Pillow Thoughts is one of three books by Australian writer Courtney Peppernell published in 2017 and has become one of my favourite modern collections. Originally published in 2016, Pillow Thoughts gained international attention, with even The Chainsmokers talking about how much they love the work. Andrews McMeel then republished the collection in 2017, along with Peppernell’s second poetry collection and a novel. Clearly Peppernell is not to be taken lightly.
You should see the amount of little sticky notes I have carefully stuck into this book, I may as well have stuck one on every page. My roommate caught me reading it, raised one of her perfectly-shaped eyebrows and said, “I take it you’re enjoying that, are you?”
I was. Though there’s something about poetry collections that makes me want to say “I am.” I’m still enjoying it. Poetry doesn’t leave you so quickly – that’s one of the things I really love about it. It helps me ask questions and look for answers all at the same time. I’ve been in a bit of a rut recently, and Pillow Thoughts has helped me shift out of it.
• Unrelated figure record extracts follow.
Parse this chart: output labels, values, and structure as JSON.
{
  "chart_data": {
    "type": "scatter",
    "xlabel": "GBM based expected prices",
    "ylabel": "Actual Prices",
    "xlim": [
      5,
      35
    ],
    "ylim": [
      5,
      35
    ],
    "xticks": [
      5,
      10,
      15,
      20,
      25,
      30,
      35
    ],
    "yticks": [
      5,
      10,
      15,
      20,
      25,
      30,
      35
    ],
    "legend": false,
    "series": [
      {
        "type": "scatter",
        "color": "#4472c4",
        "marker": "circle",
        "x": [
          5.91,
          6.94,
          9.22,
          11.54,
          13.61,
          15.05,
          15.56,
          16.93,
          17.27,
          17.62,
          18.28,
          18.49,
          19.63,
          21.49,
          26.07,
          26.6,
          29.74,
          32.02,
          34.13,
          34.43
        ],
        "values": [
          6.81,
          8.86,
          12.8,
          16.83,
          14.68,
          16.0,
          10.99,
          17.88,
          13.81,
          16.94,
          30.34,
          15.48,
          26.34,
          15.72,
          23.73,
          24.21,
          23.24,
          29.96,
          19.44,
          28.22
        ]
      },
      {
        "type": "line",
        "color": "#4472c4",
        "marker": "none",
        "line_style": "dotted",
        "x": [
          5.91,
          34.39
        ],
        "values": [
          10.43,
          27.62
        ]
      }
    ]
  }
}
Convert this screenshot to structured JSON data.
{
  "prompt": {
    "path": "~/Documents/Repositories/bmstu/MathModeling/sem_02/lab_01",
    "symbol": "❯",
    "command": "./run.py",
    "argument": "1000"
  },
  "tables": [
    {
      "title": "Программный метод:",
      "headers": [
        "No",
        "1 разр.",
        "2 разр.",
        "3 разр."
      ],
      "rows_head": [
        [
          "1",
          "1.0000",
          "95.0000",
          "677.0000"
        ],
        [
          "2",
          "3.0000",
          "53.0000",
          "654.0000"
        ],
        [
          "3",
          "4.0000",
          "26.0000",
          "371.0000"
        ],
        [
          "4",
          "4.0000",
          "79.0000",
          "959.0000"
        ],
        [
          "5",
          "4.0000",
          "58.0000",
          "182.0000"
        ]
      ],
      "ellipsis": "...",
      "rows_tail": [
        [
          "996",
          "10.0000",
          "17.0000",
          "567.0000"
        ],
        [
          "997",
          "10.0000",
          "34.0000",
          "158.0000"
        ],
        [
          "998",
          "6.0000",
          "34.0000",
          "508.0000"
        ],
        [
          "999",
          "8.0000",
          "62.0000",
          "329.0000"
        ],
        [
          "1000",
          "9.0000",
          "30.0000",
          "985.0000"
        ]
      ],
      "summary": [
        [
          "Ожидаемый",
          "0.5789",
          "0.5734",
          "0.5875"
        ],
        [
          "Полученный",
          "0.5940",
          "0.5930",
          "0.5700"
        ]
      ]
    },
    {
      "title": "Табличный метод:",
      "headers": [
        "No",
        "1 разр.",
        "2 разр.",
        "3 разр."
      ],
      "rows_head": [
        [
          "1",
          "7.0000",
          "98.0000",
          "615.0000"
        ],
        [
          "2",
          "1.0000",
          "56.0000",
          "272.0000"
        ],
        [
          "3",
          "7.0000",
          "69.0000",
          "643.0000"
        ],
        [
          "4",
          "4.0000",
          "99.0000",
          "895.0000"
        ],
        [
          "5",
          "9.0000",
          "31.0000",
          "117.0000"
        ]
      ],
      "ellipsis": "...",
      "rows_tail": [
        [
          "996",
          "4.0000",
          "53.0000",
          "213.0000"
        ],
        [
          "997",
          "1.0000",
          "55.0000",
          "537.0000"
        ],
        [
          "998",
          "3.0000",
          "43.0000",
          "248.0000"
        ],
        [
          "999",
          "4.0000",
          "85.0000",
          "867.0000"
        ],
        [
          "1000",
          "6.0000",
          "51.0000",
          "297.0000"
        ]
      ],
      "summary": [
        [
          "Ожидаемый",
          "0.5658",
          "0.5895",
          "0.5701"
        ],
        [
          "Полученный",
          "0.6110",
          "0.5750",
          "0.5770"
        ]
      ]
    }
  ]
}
The collection is divided into ten different sections, spanning over 250 pages. There’s no real need to read them consecutively, however. They’re each intended to be read while the reader is in a particular frame of mind – my personal favourite being “if you are heartbroken.” There’s one for wistfulness, love, heartbreak, loneliness, sadness, emptiness, encouragement, soul-searching, finding reasons to live, and (sweetly) the final part is dedicated to her partner, Rhian.
Peppernell makes no big fuss about her sexuality. Without concentrating on what pronouns she uses in her love poetry, nothing about this collection really talks about her experience with being a member of the LGBTQ+ community. But I think this is a really natural touch that I really enjoyed about her writing; her love is recognisable to anyone; her feelings are universal. The love between her and her partner is not portrayed as a big, public, fuck-you to society (even though I love that kind of poetry too) – instead it’s as banal as love can be. This might seem like an obvious thing but it was something that really stuck with me after I finished reading.
Love is not always roses, honey, and tea. Sometimes it is
difficult being you, and sometimes it is difficult being me. And
in the night if we are restless and our love struggles to make
sense, know that I will fight for us. Because I love you, and I
know that you love me.
The universality of poems such as this one are what really appeal to me. Her love is no different to those in a straight relationship. She normalises her love in an often all too hegemonic society which demonises such relationships, and labels them as ‘unnatural’. No one could argue that anything in this is strange or unnatural with a straight face (pardon the pun). It’s also a refreshing use of rhyme that rolls off the tongue and creates a calming rhythm. Rhyme appears to be used less and less by young poets, who instead opt for free verse forms, but nothing about this feels forced or – that word again – unnatural. Another seemingly mundane thing turned into something profound; I’m seriously impressed with Peppernell’s poetic skill.
She reminds me of Rupi Kaur in how she really draws on raw emotions, often using concise language to express how she feels. Courtney’s are, in general, a little more long-winded than that of Kaur, and plumped out with adjectives and striking metaphor, though sometimes a page only contains a single sentence that contains as much power as a paragraph.
I am no more the person that you left than you are the person that
These poets use very different metaphors to convey similar themes of heartbreak, self-love, inner strength, and finding beauty in the world around them. I’m a big fan of women’s writing, and love comparing and contrasting how they express their life experiences – I suppose what I’m really trying to say is that even if you weren’t a fan of Milk and Honey, I would still recommend trying out Pillow Thoughts. While they’re distinct from each other, I find that there’s some commonality between them and the essence of women’s inner strength that shines through both of their works.
Though I haven’t yet had the opportunity to read them, Peppernell has three other books out (The Road Between, Keeping Long Island, and Chasing Paper Cranes) two of which, as I mentioned before, she also published in 2017. You don’t even need to be a writer to see how impressive a feat that is. I have no doubt that I’ll be picking these up as soon as I can get my hands on them.
…I’ll have to buy a whole new set of sticky notes for that endeavour.